In his complaint, Barrier states, "(Rizzolo) breached (his) covenant of quiet enjoyment when (he) actedů in a manner that substantially interfered with Barrier's beneficial use or enjoyment of the leased premises constituting a constructive eviction of Barrier."

Barrier blames this latest problem on Mayor Oscar Goodman. He says that his lease was perfectly good until the day the city council voted to allow Rizzolo to expand within 1000 feet of Cheetahs, another adult club located on Western Ave.

Before being elected, Goodman was the criminal defense attorney for several of Rizzolo's business associates.

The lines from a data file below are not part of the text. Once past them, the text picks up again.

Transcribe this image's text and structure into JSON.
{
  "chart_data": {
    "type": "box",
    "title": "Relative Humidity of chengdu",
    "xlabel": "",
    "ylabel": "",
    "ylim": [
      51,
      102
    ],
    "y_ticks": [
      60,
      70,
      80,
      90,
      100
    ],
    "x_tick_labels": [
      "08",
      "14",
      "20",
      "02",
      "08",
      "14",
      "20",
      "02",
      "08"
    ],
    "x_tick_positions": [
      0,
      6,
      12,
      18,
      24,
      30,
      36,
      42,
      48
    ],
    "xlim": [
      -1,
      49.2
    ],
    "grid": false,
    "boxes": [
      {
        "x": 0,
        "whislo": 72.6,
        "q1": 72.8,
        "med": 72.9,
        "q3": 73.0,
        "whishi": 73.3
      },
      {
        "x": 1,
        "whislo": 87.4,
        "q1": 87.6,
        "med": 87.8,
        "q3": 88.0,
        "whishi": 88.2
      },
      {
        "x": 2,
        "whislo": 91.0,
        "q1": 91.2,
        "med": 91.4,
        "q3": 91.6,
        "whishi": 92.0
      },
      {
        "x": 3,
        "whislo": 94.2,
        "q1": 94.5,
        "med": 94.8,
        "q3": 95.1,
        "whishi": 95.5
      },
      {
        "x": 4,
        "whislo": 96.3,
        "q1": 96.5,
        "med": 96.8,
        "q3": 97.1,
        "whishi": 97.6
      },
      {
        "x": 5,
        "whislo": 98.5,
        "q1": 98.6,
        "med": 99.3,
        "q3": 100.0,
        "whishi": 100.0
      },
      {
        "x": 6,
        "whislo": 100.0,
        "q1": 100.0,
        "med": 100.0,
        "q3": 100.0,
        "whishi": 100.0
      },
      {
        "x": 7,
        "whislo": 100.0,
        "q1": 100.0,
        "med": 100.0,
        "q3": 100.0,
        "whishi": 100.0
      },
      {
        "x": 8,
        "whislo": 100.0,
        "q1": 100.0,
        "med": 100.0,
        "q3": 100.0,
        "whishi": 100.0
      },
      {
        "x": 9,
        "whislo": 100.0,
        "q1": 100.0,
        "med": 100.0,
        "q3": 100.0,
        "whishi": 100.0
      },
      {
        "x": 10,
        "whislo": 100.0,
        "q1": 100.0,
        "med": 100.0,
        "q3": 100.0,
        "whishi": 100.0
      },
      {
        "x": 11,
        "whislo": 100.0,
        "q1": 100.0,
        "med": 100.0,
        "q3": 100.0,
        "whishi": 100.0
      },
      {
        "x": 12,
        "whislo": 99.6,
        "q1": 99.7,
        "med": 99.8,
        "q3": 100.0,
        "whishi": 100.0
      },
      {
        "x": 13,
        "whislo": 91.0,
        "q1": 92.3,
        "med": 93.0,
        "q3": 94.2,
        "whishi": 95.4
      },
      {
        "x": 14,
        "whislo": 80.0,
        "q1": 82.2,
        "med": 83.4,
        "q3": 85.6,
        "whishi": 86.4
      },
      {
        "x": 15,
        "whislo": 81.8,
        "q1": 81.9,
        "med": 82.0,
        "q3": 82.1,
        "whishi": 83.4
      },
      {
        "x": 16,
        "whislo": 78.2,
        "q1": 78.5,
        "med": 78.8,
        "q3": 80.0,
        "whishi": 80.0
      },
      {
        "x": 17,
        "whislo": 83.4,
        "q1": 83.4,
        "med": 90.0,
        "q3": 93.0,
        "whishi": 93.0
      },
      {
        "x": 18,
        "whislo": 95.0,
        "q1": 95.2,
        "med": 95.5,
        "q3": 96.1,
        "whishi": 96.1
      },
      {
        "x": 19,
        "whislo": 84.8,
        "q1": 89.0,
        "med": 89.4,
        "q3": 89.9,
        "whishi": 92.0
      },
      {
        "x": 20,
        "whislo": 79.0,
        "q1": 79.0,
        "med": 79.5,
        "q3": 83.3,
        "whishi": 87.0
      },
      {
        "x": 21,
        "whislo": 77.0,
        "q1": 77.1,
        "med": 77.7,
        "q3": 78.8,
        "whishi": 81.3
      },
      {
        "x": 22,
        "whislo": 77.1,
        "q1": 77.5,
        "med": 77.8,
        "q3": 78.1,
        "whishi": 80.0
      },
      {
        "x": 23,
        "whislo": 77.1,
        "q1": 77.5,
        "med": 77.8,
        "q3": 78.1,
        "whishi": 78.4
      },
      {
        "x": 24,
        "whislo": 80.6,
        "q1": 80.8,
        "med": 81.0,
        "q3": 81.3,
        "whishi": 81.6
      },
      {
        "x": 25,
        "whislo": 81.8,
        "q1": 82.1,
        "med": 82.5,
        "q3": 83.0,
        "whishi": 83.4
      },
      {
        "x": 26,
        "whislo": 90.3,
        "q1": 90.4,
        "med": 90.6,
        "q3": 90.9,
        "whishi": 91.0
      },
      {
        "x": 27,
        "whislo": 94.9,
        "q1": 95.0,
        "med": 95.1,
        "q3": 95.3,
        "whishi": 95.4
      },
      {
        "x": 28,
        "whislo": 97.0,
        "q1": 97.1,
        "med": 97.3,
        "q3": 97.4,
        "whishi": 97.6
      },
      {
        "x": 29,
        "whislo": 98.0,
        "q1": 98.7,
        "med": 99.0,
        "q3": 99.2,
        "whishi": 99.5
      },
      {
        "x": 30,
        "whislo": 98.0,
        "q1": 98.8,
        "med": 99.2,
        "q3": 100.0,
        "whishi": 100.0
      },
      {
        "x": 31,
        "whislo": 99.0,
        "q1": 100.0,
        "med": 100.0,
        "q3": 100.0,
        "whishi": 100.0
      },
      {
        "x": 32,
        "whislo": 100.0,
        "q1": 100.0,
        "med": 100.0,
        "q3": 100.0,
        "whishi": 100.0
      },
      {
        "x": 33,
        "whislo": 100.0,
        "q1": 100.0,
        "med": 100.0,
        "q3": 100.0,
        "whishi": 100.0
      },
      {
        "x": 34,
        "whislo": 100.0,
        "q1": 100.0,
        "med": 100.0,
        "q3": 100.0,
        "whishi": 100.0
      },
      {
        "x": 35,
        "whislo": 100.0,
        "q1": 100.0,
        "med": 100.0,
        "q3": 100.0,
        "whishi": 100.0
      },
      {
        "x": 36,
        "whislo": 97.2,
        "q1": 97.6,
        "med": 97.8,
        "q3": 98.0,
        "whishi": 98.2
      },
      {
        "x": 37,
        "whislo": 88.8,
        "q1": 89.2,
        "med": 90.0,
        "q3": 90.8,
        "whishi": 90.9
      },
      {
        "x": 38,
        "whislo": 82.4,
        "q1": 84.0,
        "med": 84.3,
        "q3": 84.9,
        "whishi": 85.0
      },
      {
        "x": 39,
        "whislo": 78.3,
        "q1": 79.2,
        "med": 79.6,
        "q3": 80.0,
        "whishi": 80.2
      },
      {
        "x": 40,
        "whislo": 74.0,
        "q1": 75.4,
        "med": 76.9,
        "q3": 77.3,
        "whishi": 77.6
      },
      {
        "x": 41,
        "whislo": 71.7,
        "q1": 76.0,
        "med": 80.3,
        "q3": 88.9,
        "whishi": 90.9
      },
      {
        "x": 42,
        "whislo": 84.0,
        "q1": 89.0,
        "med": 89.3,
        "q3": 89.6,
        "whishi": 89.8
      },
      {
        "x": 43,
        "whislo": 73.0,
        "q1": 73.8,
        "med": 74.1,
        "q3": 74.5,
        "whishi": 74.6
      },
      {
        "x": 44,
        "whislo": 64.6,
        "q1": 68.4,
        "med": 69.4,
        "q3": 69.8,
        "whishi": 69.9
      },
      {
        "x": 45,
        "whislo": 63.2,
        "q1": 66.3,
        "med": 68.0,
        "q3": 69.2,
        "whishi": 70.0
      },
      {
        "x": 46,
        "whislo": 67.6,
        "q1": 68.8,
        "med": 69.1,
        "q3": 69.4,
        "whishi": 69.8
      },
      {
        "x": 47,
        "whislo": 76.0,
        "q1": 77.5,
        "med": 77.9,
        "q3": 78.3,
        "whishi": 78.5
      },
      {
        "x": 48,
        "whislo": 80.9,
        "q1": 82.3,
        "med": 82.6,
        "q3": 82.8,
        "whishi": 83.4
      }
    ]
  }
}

The Thirty-Day Notice dated August 27 stated; "Your landlord RICRIZ, LLC has not consented to extending your lease. Consequently, your lease terminated on August 1, 2002." The bill for September's rent was attached to the notice.

In a previous warning letter dated May 31, attorney Dean R. Patti, Sgro's partner, referred to children and their families as "loitering on the premises" when they attended Saturday afternoon televised matches at Barrier's wrestling school. The letter ended by warning, "Should you repeat this activity without prior landlord approval, RICRIZ, LLC, will be compelled to terminate your lease." Barrier never repeated the activity.

Patti's letter infuriated wrestling fans that on June 8 held a well-publicized protest in front of the topless bar. During the protest, TV news reporters interviewed Rizzolo who stated, "Get an insurance policy, get a fire permit, and get a permit to do that and I'll let him do anything he wants." Rizzolo made no mention of eviction.

In disagreement with Rizzolo's TV statement, Sgro categorically charged in his August 27 letter, "This (loitering) activity, among others, violated your lease and constitutes grounds for eviction."

"I wish he would make up his mind why he's trying to evict me," Barrier told the Tribune. "This whole mess will have to be ironed out by the judge before I consent to move out."

Barrier's attorney, Gus Flangas, last week filed a motion to determine the validity of the eviction notice. However, several local attorneys have already disagreed with Sgro's action.

The attorneys believe that because RICRIZ, LLC had accepted a rent payment and billed for a future month along with not previously rejecting Barrier's two notices to exercise his option, and because Barrier fully complied with the warning to not allow families to continue "loitering on the premises," Rizzolo's eviction is not valid and Barrier can remain in the leased premises until at least August 1, 2003.

The dilemma? This will prevent Rizzolo from expanding the Crazy Horse for at least one more year while new, competitive gentleman's clubs open nearby.

"I am fully confident that the judge will see that this is not a valid eviction," said Barrier last week on KLAS TV News. In the meantime, Barrier says he will continue to conduct wrestling classes until the court makes its decision.